Despite, or maybe thanks to, losing the 1990 elections, the FSLN made sure thousands of its revolutionary militants finished law school, enabling effective Sandinista predominance in the country’s legal system, displacing the oligarchy’s control of that constitutional power. Without that predominance the Sandinista Front would itself have fallen victim to the same kind of legal maneuvers that have stymied progressive change elsewhere in Latin America. What naive progressive opinion views as manipulation of democracy in reality are the very moves making meaningful democracy possible at all.

Faith in an essentially benign, equitable rule of law can be a fatal error, causing untold suffering, if it validates the very elite criteria that make sinister capitalist global dominance possible in the first place.

In the end what’s in play is the outcome of a conflict between two opposing rationalities. On the one hand, the West’s failed Enlightenment project, evident in the collapse of corporate consumer capitalism, the global environmental crisis and the role of liberal social democracy as merely an alibi for centuries of Western genocide and enslavement against the majority world.
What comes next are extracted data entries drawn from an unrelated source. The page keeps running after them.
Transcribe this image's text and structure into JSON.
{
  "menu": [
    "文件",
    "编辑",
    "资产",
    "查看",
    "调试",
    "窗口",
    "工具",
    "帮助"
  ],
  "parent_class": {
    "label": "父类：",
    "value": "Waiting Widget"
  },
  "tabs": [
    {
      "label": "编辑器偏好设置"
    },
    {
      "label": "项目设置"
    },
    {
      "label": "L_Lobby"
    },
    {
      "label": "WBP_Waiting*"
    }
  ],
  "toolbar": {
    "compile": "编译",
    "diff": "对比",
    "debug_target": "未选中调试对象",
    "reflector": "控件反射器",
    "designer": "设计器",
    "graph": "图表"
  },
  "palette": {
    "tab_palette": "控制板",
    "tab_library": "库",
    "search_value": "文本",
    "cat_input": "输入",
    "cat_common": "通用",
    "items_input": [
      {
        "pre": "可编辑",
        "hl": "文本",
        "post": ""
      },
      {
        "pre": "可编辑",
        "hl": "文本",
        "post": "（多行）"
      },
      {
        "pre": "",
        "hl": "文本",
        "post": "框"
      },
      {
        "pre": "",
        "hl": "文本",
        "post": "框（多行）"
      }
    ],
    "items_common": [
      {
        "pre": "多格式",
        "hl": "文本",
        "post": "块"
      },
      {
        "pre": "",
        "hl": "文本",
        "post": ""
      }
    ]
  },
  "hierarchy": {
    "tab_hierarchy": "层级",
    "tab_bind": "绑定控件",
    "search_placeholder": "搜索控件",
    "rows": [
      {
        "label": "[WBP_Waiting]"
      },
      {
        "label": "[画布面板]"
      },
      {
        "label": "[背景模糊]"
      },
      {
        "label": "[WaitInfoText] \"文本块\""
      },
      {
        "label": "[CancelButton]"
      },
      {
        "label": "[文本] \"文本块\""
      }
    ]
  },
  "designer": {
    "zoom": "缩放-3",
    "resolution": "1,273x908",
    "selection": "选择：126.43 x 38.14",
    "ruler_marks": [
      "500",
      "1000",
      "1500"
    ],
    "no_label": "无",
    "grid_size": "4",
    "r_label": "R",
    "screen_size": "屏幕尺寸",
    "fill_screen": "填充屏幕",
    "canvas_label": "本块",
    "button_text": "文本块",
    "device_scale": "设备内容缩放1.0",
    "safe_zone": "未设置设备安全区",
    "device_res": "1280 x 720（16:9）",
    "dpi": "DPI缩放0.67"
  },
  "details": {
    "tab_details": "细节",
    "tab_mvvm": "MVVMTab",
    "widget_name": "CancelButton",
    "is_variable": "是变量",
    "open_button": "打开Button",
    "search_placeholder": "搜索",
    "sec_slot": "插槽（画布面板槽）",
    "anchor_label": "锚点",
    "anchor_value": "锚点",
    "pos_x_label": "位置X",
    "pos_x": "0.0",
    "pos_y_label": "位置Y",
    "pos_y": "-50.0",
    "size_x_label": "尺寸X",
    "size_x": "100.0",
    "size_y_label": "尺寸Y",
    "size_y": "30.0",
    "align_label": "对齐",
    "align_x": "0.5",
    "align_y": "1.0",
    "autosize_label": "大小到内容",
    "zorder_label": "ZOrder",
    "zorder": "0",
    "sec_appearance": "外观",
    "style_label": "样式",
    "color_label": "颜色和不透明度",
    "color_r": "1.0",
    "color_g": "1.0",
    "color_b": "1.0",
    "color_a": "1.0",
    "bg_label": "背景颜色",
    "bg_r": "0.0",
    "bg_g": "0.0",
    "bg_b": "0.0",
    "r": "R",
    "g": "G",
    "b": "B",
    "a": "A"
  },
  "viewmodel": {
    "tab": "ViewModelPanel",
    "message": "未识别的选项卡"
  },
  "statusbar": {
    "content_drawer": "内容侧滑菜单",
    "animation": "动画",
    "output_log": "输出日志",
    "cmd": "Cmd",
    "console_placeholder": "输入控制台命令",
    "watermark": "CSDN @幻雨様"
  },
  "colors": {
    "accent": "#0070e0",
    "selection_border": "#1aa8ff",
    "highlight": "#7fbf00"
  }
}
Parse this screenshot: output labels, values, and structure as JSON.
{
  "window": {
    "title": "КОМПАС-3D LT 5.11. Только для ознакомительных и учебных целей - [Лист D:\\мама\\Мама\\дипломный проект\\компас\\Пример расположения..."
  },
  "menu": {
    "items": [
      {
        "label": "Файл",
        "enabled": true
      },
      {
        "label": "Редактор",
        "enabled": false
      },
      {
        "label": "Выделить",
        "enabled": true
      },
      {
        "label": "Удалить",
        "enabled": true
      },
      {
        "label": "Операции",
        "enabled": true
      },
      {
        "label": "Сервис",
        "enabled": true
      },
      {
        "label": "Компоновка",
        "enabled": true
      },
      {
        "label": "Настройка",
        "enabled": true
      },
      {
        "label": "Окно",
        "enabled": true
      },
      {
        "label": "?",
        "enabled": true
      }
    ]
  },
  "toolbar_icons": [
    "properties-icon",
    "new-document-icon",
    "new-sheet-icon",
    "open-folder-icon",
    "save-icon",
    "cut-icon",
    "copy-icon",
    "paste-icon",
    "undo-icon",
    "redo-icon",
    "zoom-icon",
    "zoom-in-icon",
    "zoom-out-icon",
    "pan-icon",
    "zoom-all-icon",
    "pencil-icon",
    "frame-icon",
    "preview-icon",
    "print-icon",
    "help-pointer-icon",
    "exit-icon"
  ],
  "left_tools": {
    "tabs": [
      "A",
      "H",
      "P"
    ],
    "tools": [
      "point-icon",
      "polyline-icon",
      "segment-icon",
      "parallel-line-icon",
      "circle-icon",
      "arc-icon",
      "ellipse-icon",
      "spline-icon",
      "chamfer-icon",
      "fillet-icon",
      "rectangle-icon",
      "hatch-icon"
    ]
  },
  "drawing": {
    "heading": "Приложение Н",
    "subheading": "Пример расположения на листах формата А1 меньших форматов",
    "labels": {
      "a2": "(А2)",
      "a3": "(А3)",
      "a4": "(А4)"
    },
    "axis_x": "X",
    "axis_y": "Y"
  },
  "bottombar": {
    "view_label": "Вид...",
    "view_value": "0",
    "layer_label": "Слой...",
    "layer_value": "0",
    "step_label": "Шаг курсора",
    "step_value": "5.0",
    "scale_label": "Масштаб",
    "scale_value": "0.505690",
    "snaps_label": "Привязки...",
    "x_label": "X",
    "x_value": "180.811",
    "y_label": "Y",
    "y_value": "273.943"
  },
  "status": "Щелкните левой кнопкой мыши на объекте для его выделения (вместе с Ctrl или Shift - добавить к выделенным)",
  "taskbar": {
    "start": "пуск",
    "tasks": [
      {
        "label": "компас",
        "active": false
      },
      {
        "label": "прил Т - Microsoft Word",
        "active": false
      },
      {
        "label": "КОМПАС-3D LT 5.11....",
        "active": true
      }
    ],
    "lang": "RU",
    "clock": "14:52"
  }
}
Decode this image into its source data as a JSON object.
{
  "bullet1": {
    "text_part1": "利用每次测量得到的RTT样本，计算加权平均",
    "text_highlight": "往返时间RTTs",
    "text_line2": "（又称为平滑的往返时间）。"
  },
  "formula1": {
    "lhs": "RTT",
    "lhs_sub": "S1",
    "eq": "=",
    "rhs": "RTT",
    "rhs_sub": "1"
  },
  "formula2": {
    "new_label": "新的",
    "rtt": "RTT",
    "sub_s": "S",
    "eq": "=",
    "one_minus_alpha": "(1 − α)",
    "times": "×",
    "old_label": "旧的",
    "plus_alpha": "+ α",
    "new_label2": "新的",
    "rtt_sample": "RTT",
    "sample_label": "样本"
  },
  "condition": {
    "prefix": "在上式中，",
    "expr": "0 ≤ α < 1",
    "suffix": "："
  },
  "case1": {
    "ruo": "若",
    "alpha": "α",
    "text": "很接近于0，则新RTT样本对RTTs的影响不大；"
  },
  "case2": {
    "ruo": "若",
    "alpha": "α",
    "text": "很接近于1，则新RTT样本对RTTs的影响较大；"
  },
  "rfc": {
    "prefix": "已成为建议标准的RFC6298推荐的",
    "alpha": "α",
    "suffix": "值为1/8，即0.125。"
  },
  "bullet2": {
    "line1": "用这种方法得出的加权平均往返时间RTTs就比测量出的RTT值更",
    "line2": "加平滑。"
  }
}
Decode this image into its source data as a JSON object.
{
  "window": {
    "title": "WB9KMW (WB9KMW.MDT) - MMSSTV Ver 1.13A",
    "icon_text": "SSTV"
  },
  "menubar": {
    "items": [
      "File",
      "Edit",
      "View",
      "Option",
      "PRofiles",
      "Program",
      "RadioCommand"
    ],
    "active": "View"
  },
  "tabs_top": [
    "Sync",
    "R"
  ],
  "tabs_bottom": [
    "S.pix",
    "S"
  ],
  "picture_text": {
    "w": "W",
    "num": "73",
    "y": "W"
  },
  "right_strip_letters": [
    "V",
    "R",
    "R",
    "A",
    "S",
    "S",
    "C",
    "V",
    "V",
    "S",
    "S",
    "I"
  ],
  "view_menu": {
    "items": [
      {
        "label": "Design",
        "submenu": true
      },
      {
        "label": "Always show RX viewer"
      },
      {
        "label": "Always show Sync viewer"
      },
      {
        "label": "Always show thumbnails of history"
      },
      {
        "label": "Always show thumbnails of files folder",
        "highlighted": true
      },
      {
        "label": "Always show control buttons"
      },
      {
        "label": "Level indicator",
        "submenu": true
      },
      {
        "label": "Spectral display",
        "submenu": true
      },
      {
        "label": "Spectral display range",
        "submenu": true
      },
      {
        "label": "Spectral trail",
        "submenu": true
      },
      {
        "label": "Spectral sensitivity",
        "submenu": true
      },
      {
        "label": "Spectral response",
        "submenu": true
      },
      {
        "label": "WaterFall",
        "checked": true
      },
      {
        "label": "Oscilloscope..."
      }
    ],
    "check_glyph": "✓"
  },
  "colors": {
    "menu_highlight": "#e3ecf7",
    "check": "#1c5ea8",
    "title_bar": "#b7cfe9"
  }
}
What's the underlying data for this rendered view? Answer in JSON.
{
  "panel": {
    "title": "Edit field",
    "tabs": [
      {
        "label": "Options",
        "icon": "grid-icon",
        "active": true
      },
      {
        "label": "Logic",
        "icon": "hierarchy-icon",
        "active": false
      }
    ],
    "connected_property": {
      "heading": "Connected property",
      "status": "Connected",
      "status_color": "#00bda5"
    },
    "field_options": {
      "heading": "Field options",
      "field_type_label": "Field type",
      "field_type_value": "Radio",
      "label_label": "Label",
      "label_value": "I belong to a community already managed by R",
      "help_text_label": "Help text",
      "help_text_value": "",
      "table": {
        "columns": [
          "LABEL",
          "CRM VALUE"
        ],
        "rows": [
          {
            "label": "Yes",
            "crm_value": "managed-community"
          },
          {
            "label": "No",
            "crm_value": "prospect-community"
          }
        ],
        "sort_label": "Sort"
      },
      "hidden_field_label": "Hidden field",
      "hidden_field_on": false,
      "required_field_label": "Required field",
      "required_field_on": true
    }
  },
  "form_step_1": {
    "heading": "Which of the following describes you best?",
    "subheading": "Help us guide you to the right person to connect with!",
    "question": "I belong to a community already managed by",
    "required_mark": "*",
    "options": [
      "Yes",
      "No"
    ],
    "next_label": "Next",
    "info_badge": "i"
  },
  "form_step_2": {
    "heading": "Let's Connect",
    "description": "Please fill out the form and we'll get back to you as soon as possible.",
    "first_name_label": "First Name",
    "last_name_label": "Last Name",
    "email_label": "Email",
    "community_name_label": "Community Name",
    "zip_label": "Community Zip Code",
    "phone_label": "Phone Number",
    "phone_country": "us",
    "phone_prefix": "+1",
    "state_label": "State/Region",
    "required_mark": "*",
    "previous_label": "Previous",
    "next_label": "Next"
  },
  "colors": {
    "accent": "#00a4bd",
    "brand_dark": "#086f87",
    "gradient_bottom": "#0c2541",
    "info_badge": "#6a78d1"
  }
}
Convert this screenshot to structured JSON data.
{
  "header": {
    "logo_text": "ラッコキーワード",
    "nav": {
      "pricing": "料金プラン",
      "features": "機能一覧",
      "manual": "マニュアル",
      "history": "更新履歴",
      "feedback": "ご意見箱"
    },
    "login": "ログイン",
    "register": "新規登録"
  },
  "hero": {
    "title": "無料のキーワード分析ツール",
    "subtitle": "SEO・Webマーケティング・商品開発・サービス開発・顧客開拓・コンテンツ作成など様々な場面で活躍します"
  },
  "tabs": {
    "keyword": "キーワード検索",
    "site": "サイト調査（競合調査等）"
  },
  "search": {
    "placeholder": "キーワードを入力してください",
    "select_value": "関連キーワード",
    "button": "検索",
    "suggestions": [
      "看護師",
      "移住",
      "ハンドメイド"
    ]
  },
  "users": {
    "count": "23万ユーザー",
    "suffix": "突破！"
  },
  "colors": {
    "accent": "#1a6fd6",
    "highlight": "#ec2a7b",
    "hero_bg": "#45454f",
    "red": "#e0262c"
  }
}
On the other hand, progressive governments in Latin America have advanced the truly democratic and sustainable socialist project of solidarity-based cooperation derived from love and respect for the human person and Mother Earth. Faith in an essentially benign, equitable rule of law can be a fatal error, causing untold suffering, if it validates the very elite criteria that make sinister capitalist global dominance possible in the first place.